Он провел меня мимо двух больших каменных сараев, где ничего не было, только опилки на полу да пустые стойла с металлическими воротцами. Следующая постройка смахивала на ангар из рифленого листового железа, внутри техника: ржавые металлические валы, винтовые ножи, колесные прицепы, борона с кривыми зубьями. Мы прошли дальше, через островок поникшей травы, вверх по склону холма, к длинной каменной стене, вдоль которой росли цветы с розовыми венчиками. Земля под ногами была сухая, твердая, но грязь почему-то липла к носкам ботинок.
– Шустрей, – подгонял отец, – дальше той стены не пойдем.
Когда мы дошли, у меня ныли икры. Стена была почти вровень с моими глазами. Отец усадил меня у подножия, а сам плюхнулся рядом, положив на траву ружье.
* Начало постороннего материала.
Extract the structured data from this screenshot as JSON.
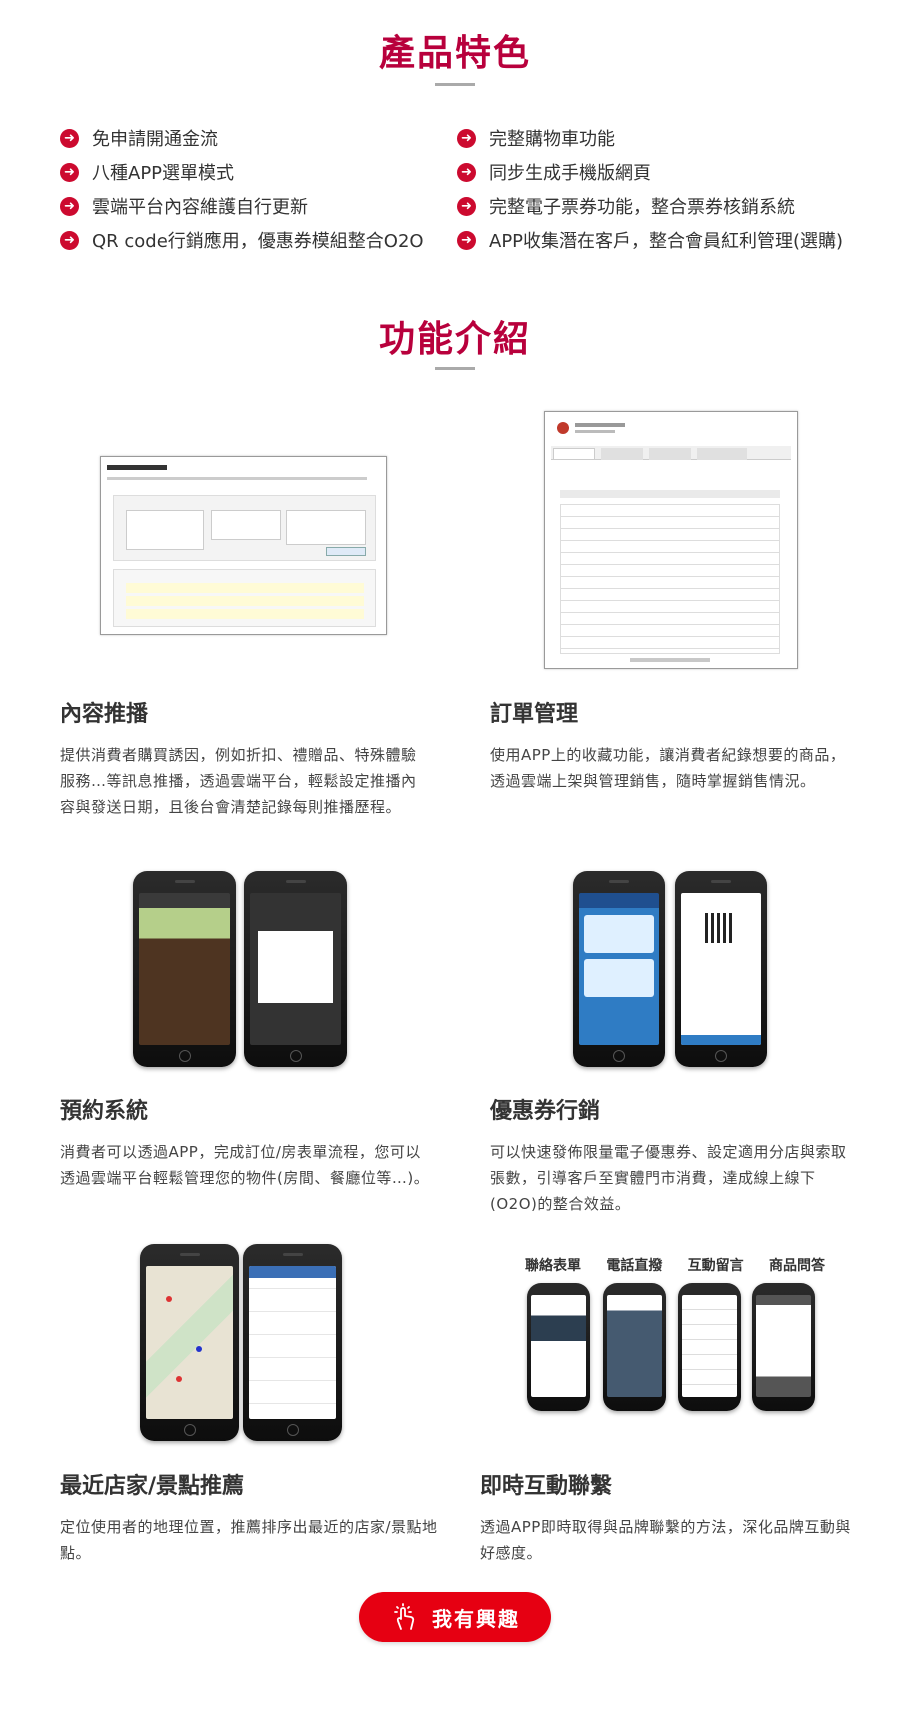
{
  "features_section": {
    "title": "產品特色",
    "left": [
      "免申請開通金流",
      "八種APP選單模式",
      "雲端平台內容維護自行更新",
      "QR code行銷應用，優惠券模組整合O2O"
    ],
    "right": [
      "完整購物車功能",
      "同步生成手機版網頁",
      "完整電子票券功能，整合票券核銷系統",
      "APP收集潛在客戶，整合會員紅利管理(選購)"
    ]
  },
  "functions_section": {
    "title": "功能介紹",
    "items": [
      {
        "title": "內容推播",
        "desc": "提供消費者購買誘因，例如折扣、禮贈品、特殊體驗服務…等訊息推播，透過雲端平台，輕鬆設定推播內容與發送日期，且後台會清楚記錄每則推播歷程。"
      },
      {
        "title": "訂單管理",
        "desc": "使用APP上的收藏功能，讓消費者紀錄想要的商品，透過雲端上架與管理銷售，隨時掌握銷售情況。"
      },
      {
        "title": "預約系統",
        "desc": "消費者可以透過APP，完成訂位/房表單流程，您可以透過雲端平台輕鬆管理您的物件(房間、餐廳位等…)。"
      },
      {
        "title": "優惠券行銷",
        "desc": "可以快速發佈限量電子優惠券、設定適用分店與索取張數，引導客戶至實體門市消費，達成線上線下(O2O)的整合效益。"
      },
      {
        "title": "最近店家/景點推薦",
        "desc": "定位使用者的地理位置，推薦排序出最近的店家/景點地點。"
      },
      {
        "title": "即時互動聯繫",
        "desc": "透過APP即時取得與品牌聯繫的方法，深化品牌互動與好感度。"
      }
    ],
    "interaction_labels": [
      "聯絡表單",
      "電話直撥",
      "互動留言",
      "商品問答"
    ]
  },
  "cta": {
    "label": "我有興趣",
    "icon": "hand-pointer-icon",
    "color": "#e60012"
  },
  "colors": {
    "accent": "#b8003c",
    "bullet": "#cc0a2f"
  }
}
– Хочу тебе кое-что показать перед отъездом, – объяснил он.
– Отвезешь меня домой? – встрепенулся я.
Он промолчал, будто не заметив моего нетерпения.
– Взгляни сперва на это.
Он дотронулся до замшелого камня в стене, поскреб большим пальцем. Под слоем грязи проступил мазок красной краски, давно поблекшей. На соседних камнях тоже виднелись метки.
– Ничего не понимаю, – сказал я.
Он ответил:
– Это твой девиз – “ничего не понимаю”?
К чему он это сказал, я тоже не понял.
Он привалился к стене, шумно вздохнул, достал из кармана джинсов коробку “Винтерманс”. Зажег сигару и задумчиво попыхивал, а ветер уносил дымок.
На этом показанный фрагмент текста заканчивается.